Cash future arbitrage is basically an opportunity to earn risk-free profit from an unusual difference between cash and future prices in the stock market. There is normally an appreciable and exploitable difference between the Cash price and future price, especially at the beginning of the month. This difference is known as basis (basis = cash price - future price). Smart investors having investible sum in the range of 3 to 5 lakhs can earn risk free profit using cash future arbitrage. In a cash-futures arbitrage, a trader sells the futures that are quoting at a premium (or buys the future that is quoting at a discount) to the stock, and buys (or sells) an equivalent quantity of the underlying shares, the difference between the two being his profit. Closer to the derivative expiry when both future and spot prices almost coincide, the trader squares of his positions in both segments - buying futures and selling shares or selling future and buying shares. This strategy yields the best returns when the futures are quoting at a significant premium or discount to the spot price. To help investors benefit from cash and future arbitrage, Equityfriend prepares the list of all the arbitrage opportunity available on NSE every evening. Investors can use the list below to take arbitrage positions on the next trading day.

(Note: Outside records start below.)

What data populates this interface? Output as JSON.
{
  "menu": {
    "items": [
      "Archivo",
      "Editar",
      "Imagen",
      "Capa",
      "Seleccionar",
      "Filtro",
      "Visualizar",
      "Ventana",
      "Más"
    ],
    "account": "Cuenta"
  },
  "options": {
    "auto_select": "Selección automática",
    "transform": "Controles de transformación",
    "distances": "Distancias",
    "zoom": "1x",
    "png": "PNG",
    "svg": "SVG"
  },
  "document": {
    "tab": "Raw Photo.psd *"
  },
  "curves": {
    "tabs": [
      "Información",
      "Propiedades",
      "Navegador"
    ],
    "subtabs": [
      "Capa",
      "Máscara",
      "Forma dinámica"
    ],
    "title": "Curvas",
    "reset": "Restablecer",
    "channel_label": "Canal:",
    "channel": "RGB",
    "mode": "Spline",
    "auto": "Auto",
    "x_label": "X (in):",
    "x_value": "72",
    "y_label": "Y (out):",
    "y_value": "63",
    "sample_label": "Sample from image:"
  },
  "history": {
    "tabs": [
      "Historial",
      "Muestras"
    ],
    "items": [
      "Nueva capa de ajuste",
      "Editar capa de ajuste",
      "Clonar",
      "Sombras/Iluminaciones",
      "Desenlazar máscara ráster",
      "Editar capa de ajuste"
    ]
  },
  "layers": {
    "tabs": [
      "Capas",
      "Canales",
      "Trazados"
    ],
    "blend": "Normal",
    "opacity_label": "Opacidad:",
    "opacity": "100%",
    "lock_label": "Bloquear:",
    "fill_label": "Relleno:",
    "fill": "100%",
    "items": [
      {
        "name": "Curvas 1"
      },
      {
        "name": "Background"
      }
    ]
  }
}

There are basically two types of cash and future arbitrage strategy:
Day Strategy – In this strategy, the arbitrager tends to square up on the same day when the difference between cash and future price shrinks. For example, say the Reliance share cash price is Rs 950 and the futures price is Rs 960. Since the markets are at times very choppy, the cost of carry between the futures and spot varies. Supposing one initiates a trade at a cost of carry of Rs 10. Whenever the difference shrinks to Rs 5 to 6 in the same day, the arbitrager reverses the position.
Monthly Strategy – In this strategy, the arbitrager enters the arbitrage position at the beginning of the month and holds it till the expiry day. On the expiry day, when the cash and future prices converge, he closes both the positions pocketing the price difference at the beginning of the month as the profit. For example, say the Reliance spot price is Rs 950 and futures is at Rs 960, with 28 days to expiry of the futures contract. Arbitrager will keep this arbitrage position open till the expiry day when the spot and futures start trading at parity. Once the prices converge, he will close both the positions and keep Rs 10 – Transaction charges as risk free profit.
1. Transaction charges and brokerage eats away the majority of arbitrage profit. Investors should always account for them
before taking the arbitrage position.
2. Sometimes spot price and future price do not converge on expiry date.
3. As soon as a company announces a dividend, the stock futures accounts for it by going ex-dividend, even before the stock becomes ex-dividend. In such a scenario, spot price and future price will not converge on expiry date leading to very less (which will be eaten away by transaction charges) or zero arbitrage profit. Hence, whenever the future price is trading at significant discount to the spot price, investors should double check the reason before taking the arbitrage position.